Le tréhalose a été isolé pour la première fois de l’ergot de seigle en 1832, mais son importance biologique n’est devenue évidente qu’à la fin du XXe siècle avec la découverte que certains organismes extrêmophiles — la plante de résurrection (Selaginella lepidophylla), l’artémie (Artemia salina), la levure de boulanger (Saccharomyces cerevisiae) et les tardigrades — accumulent le tréhalose à des concentrations intracellulaires élevées (jusqu’à 20 % du poids sec) comme stratégie de protection contre la dessiccation, la congélation, le choc thermique et le stress osmotique. Ce précédent biologique a motivé des décennies de recherche appliquée sur le tréhalose en tant qu’ingrédient fonctionnel pour la stabilisation dans les domaines alimentaire, pharmaceutique et cosmétique.

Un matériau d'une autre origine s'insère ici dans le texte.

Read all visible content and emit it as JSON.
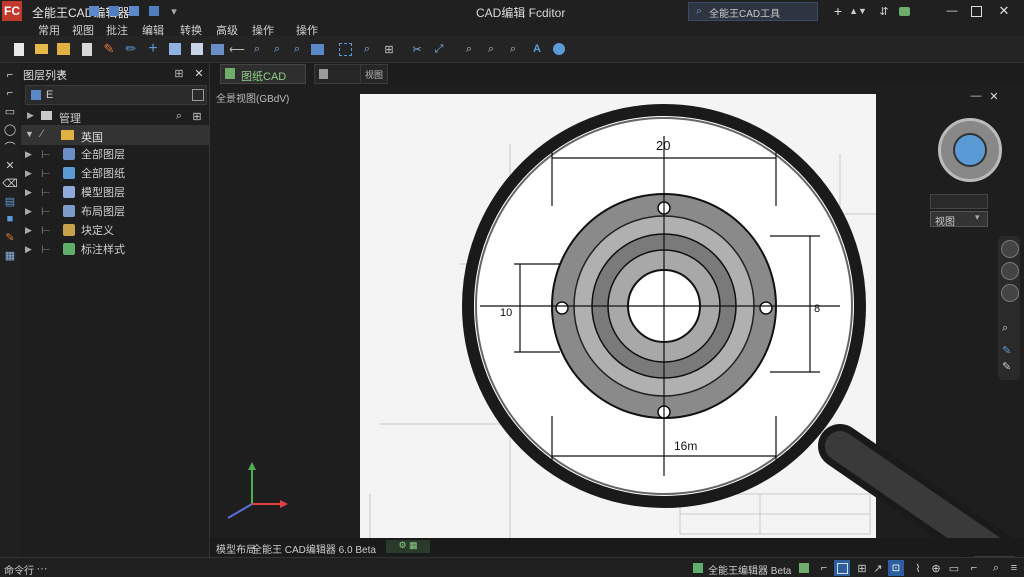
{
  "app": {
    "title": "全能王CAD编辑器",
    "window_title": "CAD编辑 Fcditor",
    "search_text": "全能王CAD工具",
    "colors": {
      "accent": "#4a90d9",
      "logo": "#c0392b",
      "bg": "#1c1c1c",
      "panel": "#262626"
    }
  },
  "menu": [
    "常用",
    "视图",
    "批注",
    "编辑",
    "转换",
    "高级",
    "操作"
  ],
  "left_panel": {
    "title": "图层列表",
    "search_value": "E",
    "section": "管理",
    "root": "英国",
    "items": [
      {
        "label": "全部图层",
        "color": "#6a8fc7"
      },
      {
        "label": "全部图纸",
        "color": "#5b9bd5"
      },
      {
        "label": "模型图层",
        "color": "#8fa9d8"
      },
      {
        "label": "布局图层",
        "color": "#7d9ccc"
      },
      {
        "label": "块定义",
        "color": "#c9a14a"
      },
      {
        "label": "标注样式",
        "color": "#5fae6a"
      }
    ]
  },
  "tabs": [
    {
      "label": "图纸CAD",
      "active": true
    },
    {
      "label": "",
      "active": false
    },
    {
      "label": "视图",
      "active": false
    }
  ],
  "view_label": "全景视图(GBdV)",
  "drawing": {
    "dim_top": "20",
    "dim_left": "10",
    "dim_right": "8",
    "dim_bottom": "16m"
  },
  "right_panel": {
    "dropdown1": "",
    "dropdown2": "视图"
  },
  "bottom_tabs": [
    "模型布局",
    "全能王 CAD编辑器 6.0 Beta"
  ],
  "status": {
    "left": "命令行",
    "right": "全能王编辑器 Beta"
  }
}
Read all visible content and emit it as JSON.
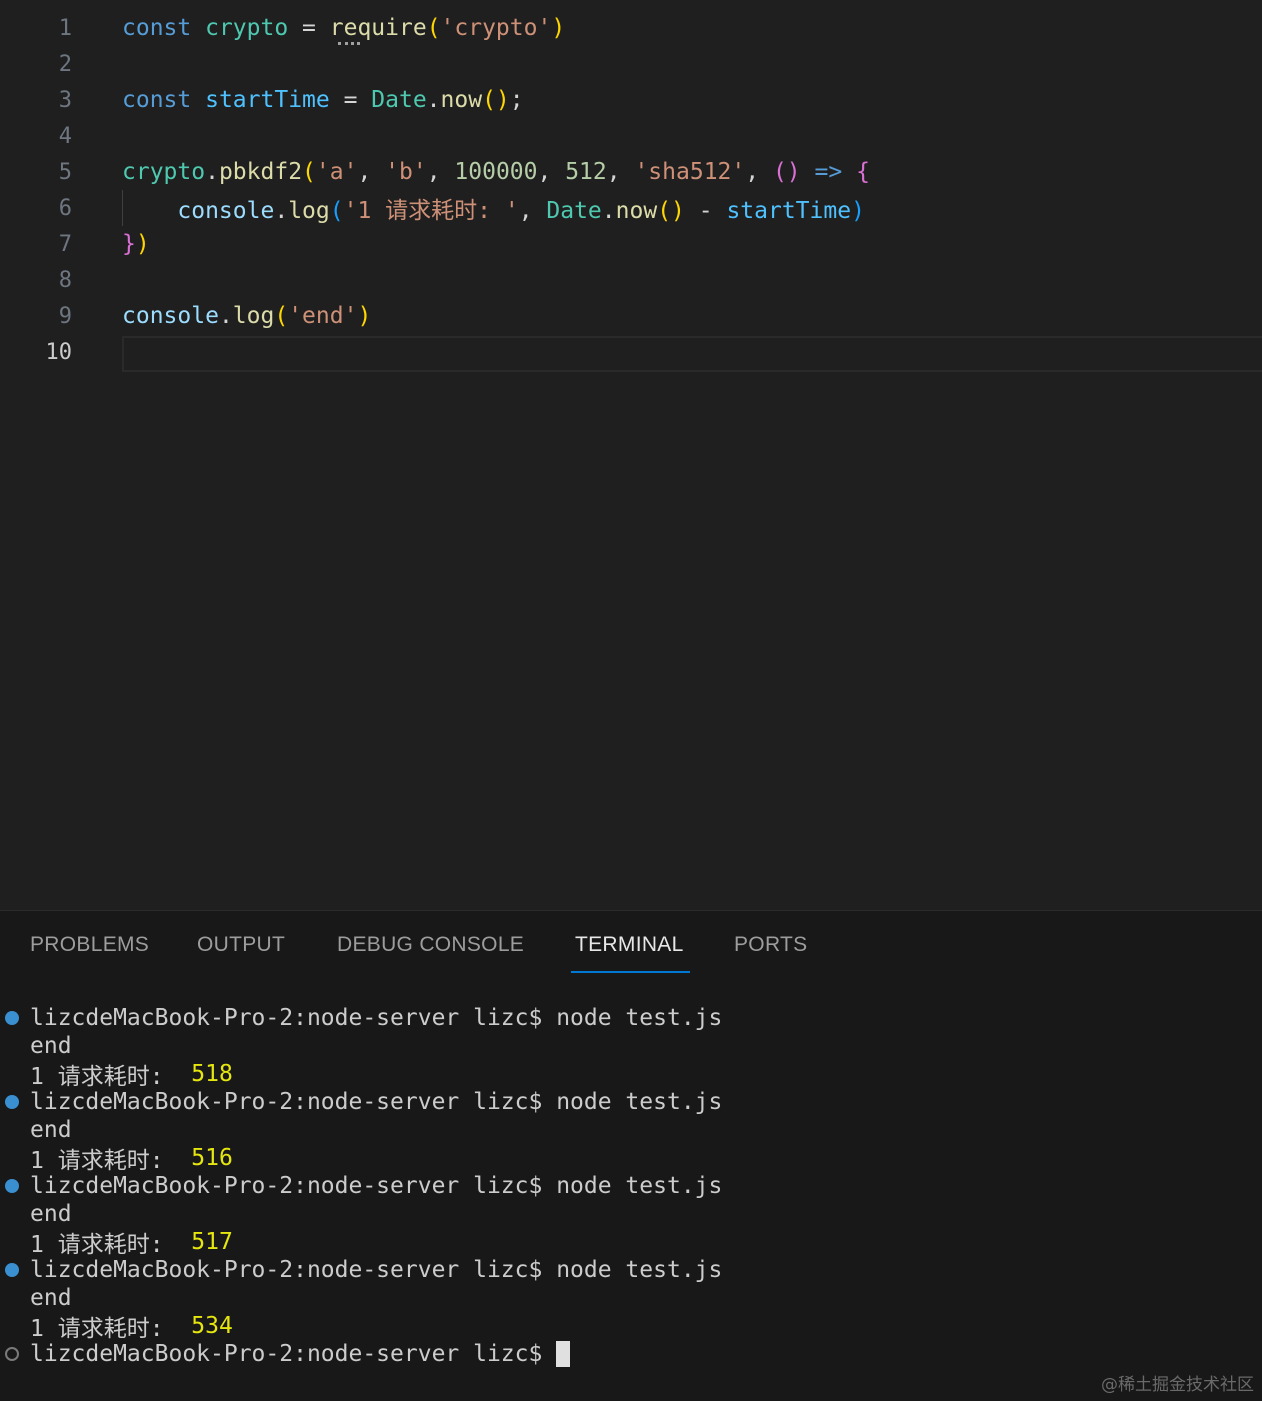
{
  "editor": {
    "lines": [
      {
        "n": "1",
        "tokens": [
          [
            "kw",
            "const"
          ],
          [
            "punc",
            " "
          ],
          [
            "cls",
            "crypto"
          ],
          [
            "punc",
            " = "
          ],
          [
            "fn",
            "require"
          ],
          [
            "p1",
            "("
          ],
          [
            "str",
            "'crypto'"
          ],
          [
            "p1",
            ")"
          ]
        ]
      },
      {
        "n": "2",
        "tokens": []
      },
      {
        "n": "3",
        "tokens": [
          [
            "kw",
            "const"
          ],
          [
            "punc",
            " "
          ],
          [
            "var",
            "startTime"
          ],
          [
            "punc",
            " = "
          ],
          [
            "cls",
            "Date"
          ],
          [
            "punc",
            "."
          ],
          [
            "fn",
            "now"
          ],
          [
            "p1",
            "()"
          ],
          [
            "punc",
            ";"
          ]
        ]
      },
      {
        "n": "4",
        "tokens": []
      },
      {
        "n": "5",
        "tokens": [
          [
            "cls",
            "crypto"
          ],
          [
            "punc",
            "."
          ],
          [
            "fn",
            "pbkdf2"
          ],
          [
            "p1",
            "("
          ],
          [
            "str",
            "'a'"
          ],
          [
            "punc",
            ", "
          ],
          [
            "str",
            "'b'"
          ],
          [
            "punc",
            ", "
          ],
          [
            "num",
            "100000"
          ],
          [
            "punc",
            ", "
          ],
          [
            "num",
            "512"
          ],
          [
            "punc",
            ", "
          ],
          [
            "str",
            "'sha512'"
          ],
          [
            "punc",
            ", "
          ],
          [
            "p2",
            "()"
          ],
          [
            "punc",
            " "
          ],
          [
            "kw",
            "=>"
          ],
          [
            "punc",
            " "
          ],
          [
            "p2",
            "{"
          ]
        ]
      },
      {
        "n": "6",
        "tokens": [
          [
            "punc",
            "    "
          ],
          [
            "obj",
            "console"
          ],
          [
            "punc",
            "."
          ],
          [
            "fn",
            "log"
          ],
          [
            "p3",
            "("
          ],
          [
            "str",
            "'1 请求耗时: '"
          ],
          [
            "punc",
            ", "
          ],
          [
            "cls",
            "Date"
          ],
          [
            "punc",
            "."
          ],
          [
            "fn",
            "now"
          ],
          [
            "p1",
            "()"
          ],
          [
            "punc",
            " - "
          ],
          [
            "var",
            "startTime"
          ],
          [
            "p3",
            ")"
          ]
        ]
      },
      {
        "n": "7",
        "tokens": [
          [
            "p2",
            "}"
          ],
          [
            "p1",
            ")"
          ]
        ]
      },
      {
        "n": "8",
        "tokens": []
      },
      {
        "n": "9",
        "tokens": [
          [
            "obj",
            "console"
          ],
          [
            "punc",
            "."
          ],
          [
            "fn",
            "log"
          ],
          [
            "p1",
            "("
          ],
          [
            "str",
            "'end'"
          ],
          [
            "p1",
            ")"
          ]
        ]
      },
      {
        "n": "10",
        "tokens": []
      }
    ],
    "active_line": "10"
  },
  "panel": {
    "tabs": [
      "PROBLEMS",
      "OUTPUT",
      "DEBUG CONSOLE",
      "TERMINAL",
      "PORTS"
    ],
    "active_tab": "TERMINAL"
  },
  "terminal": {
    "prompt": "lizcdeMacBook-Pro-2:node-server lizc$ ",
    "command": "node test.js",
    "runs": [
      {
        "out1": "end",
        "label": "1 请求耗时: ",
        "time": "518"
      },
      {
        "out1": "end",
        "label": "1 请求耗时: ",
        "time": "516"
      },
      {
        "out1": "end",
        "label": "1 请求耗时: ",
        "time": "517"
      },
      {
        "out1": "end",
        "label": "1 请求耗时: ",
        "time": "534"
      }
    ],
    "final_prompt": "lizcdeMacBook-Pro-2:node-server lizc$"
  },
  "watermark": "@稀土掘金技术社区",
  "colors": {
    "accent": "#0078d4",
    "dot": "#3a8fd0",
    "highlight": "#e5e510"
  }
}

Voie de production : conversion enzymatique à partir de l’amidon
Le tréhalose biologique commercial n’est pas produit par extraction à partir de sources naturelles (ce qui serait économiquement prohibitif à l’échelle industrielle) mais par un processus de bioconversion à deux enzymes à partir de matière première amylacée. Cette voie, développée à l’origine par les laboratoires biochimiques Hayashibara au Japon et maintenant pratiquée mondialement, se déroule en deux étapes séquentielles :
Étape 1 — Formation de maltooligosyl tréhalose. La maltooligosyl tréhalose synthase (MTSase) agit sur l’extrémité réductrice des maltooligosaccharides dérivés de l’amidon, catalysant une transglycosylation intramoléculaire qui réarrange la liaison α-1,4 terminale en une liaison α,α-1,1, produisant du maltooligosyl tréhalose. Cette étape reconfigure la liaison glucose-glucose terminale sans cliver la chaîne oligosaccharidique.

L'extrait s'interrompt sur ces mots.